Natterings about history files

Thu Mar 1 17:30:57 UTC 2001

Russ Allbery <rra at stanford.edu> writes:

> bill davidsen <davidsen at tmr.com> writes:
> 
> >   Perhaps this could be delayed until some time after the article (or
> > cancel for the article) is received, to avoid lookup delays. But after a
> > day or so, it's unlikely that the info will be needed often enough to
> > make the performance hit offset the gain in instant expire.
> 
> I went down that road too in my head, and then realized that the problem
> is that if you're accepting a new article that you've never seen before,
> you have to do a lookup in *all* your history files, or otherwise you may
> as well not keep them.  So it's not true that older history files get
> fewer lookups, unfortunately; new articles are the common case of stuff
> that makes it through the cache.  :/
> 

One option might be to shortcut the start of the expire, since the
history will normally be sorted by arrival time.
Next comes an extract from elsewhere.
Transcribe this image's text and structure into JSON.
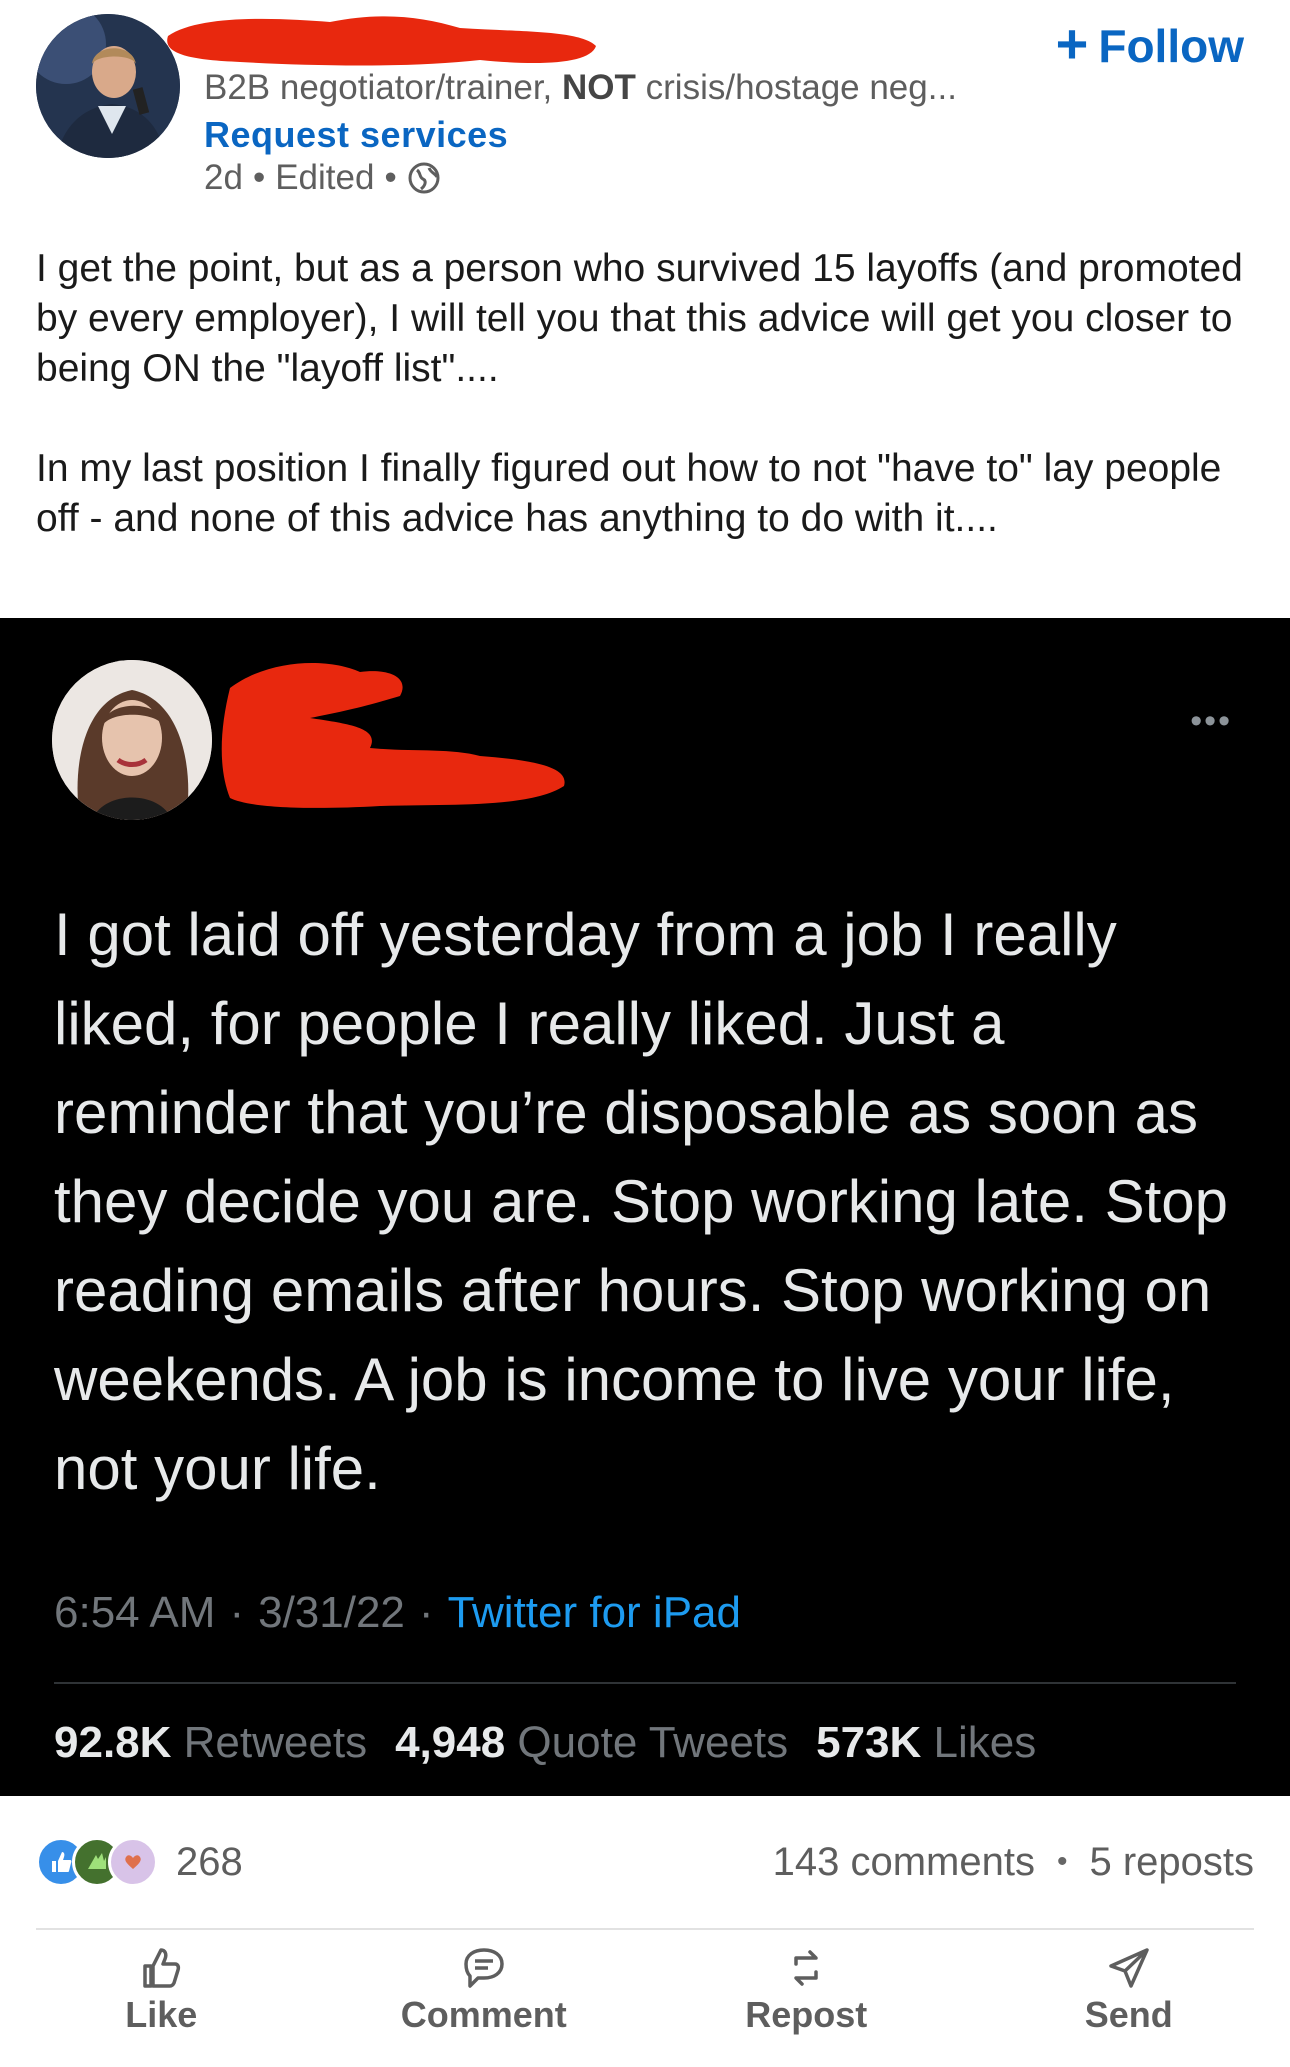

When running the
expire, note down where tomorrows expire will start checking entries
(i.e. skip over the ones we'll just delete), then tomorrow, start from
that point in the history file, rather than at the beginning.

It loses some robustness though & I'm not convinced the overhead in
reading through those lines is so large as to make it a worthwhile
optimisation.

-- 
Alex Kiernan, Principal Engineer, Development, Thus PLC